Croydon, a town of about 700 people, does not operate a middle school, instead giving families tuition money they can use to send their child to a school in another district. But Croydon’s School Board refused to give the family the money because Mount Royal is Catholic, and New Hampshire at the time still had an anti-Catholic law on the books
Most of the laws prohibiting states from using public money for private religious schools come from a anti-Catholic movement started in the 1870s by U.S. Rep. James Blaine, a powerful Republican from Maine. Blaine’s response to the immigration of Catholic and Jewish families from Europe was to endorse a nativist movement to make sure the immigrant schools would not get any funding.
At the time, many public schools taught a form of Protestant Christianity.
New Hampshire’s Education Commissioner Frank Edelblut applauded the ruling, saying it affirms New Hampshire in its commitment to religious freedom.
“Schools of all kinds – public, non-public, religious or non-religious – have the distinct duty and ultimate responsibility to provide the best education possible for their students. This Supreme Court ruling clarifies what has always been so — that we do not discriminate against anyone, period. This ruling will ensure that school choice remains an opportunity for every student throughout the nation, and that there will be equality available among all educational institutions.

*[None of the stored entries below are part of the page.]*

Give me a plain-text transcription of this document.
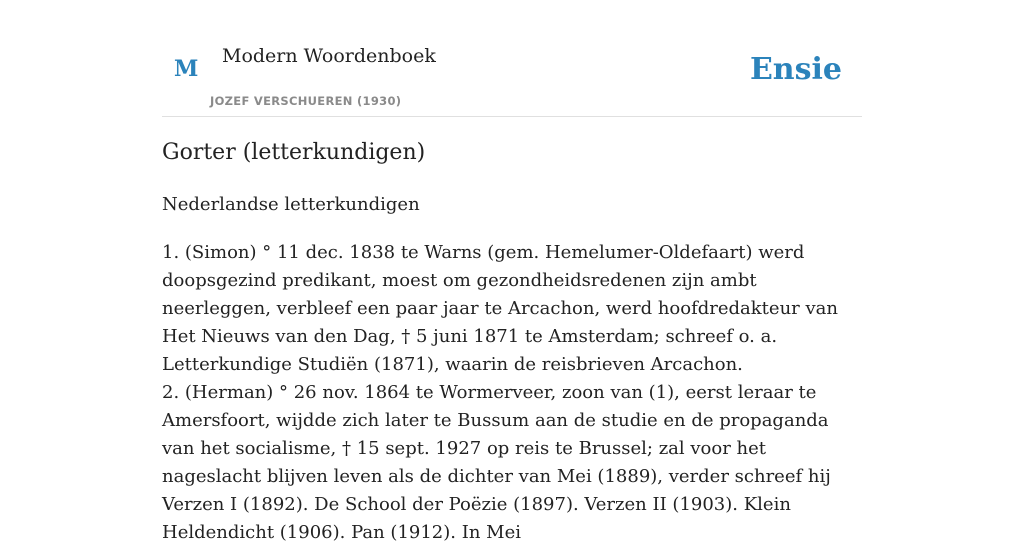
M Modern Woordenboek
JOZEF VERSCHUEREN (1930)
Ensie
Gorter (letterkundigen)

Nederlandse letterkundigen

1. (Simon) ° 11 dec. 1838 te Warns (gem. Hemelumer-Oldefaart) werd doopsgezind predikant, moest om gezondheidsredenen zijn ambt neerleggen, verbleef een paar jaar te Arcachon, werd hoofdredakteur van Het Nieuws van den Dag, † 5 juni 1871 te Amsterdam; schreef o. a. Letterkundige Studiën (1871), waarin de reisbrieven Arcachon.

2. (Herman) ° 26 nov. 1864 te Wormerveer, zoon van (1), eerst leraar te Amersfoort, wijdde zich later te Bussum aan de studie en de propaganda van het socialisme, † 15 sept. 1927 op reis te Brussel; zal voor het nageslacht blijven leven als de dichter van Mei (1889), verder schreef hij Verzen I (1892). De School der Poëzie (1897). Verzen II (1903). Klein Heldendicht (1906). Pan (1912). In Mei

There is no place for discrimination here in New Hampshire.”
New Hampshire Democrats were largely silent on the decision, with no member of the state’s federal delegation making any mention of it. They also declined to respond to requests for comment.
Granite State Democrats have long opposed school choice, especially the funding for parents who want to send their children to religious schools. During the debate over EFAs last year, state Sen. Tom Sherman (D-Rye) complained, “There’s just no accountability to property taxpayers whose money is being used for private, religious and home school.”
Sherman is now the Democratic nominee for governor.
Senate Minority Leader Donna Soucy (D-Manchester) specifically cited the anti-Catholic “Blaine Amendment” language in the state constitution in her opposition to the EFA program.
“The New Hampshire Constitution prohibits taxpayer dollars from being directed to private or religious schools. Now more than ever, when legislators on both sides of the aisle have identified property taxpayer relief as a priority, it is difficult to understand why we would remove safeguards for the use of taxpayer dollars and ask hardworking Granite Staters to pay for the private education of other children and families.”
And former state Rep. Tamara Meyer Le (D-North Hampton) was removed from the House Education Committee in 2019 after a profanity-laced social media rant against private and religious education. “F*** private and religious schools,” Le wrote.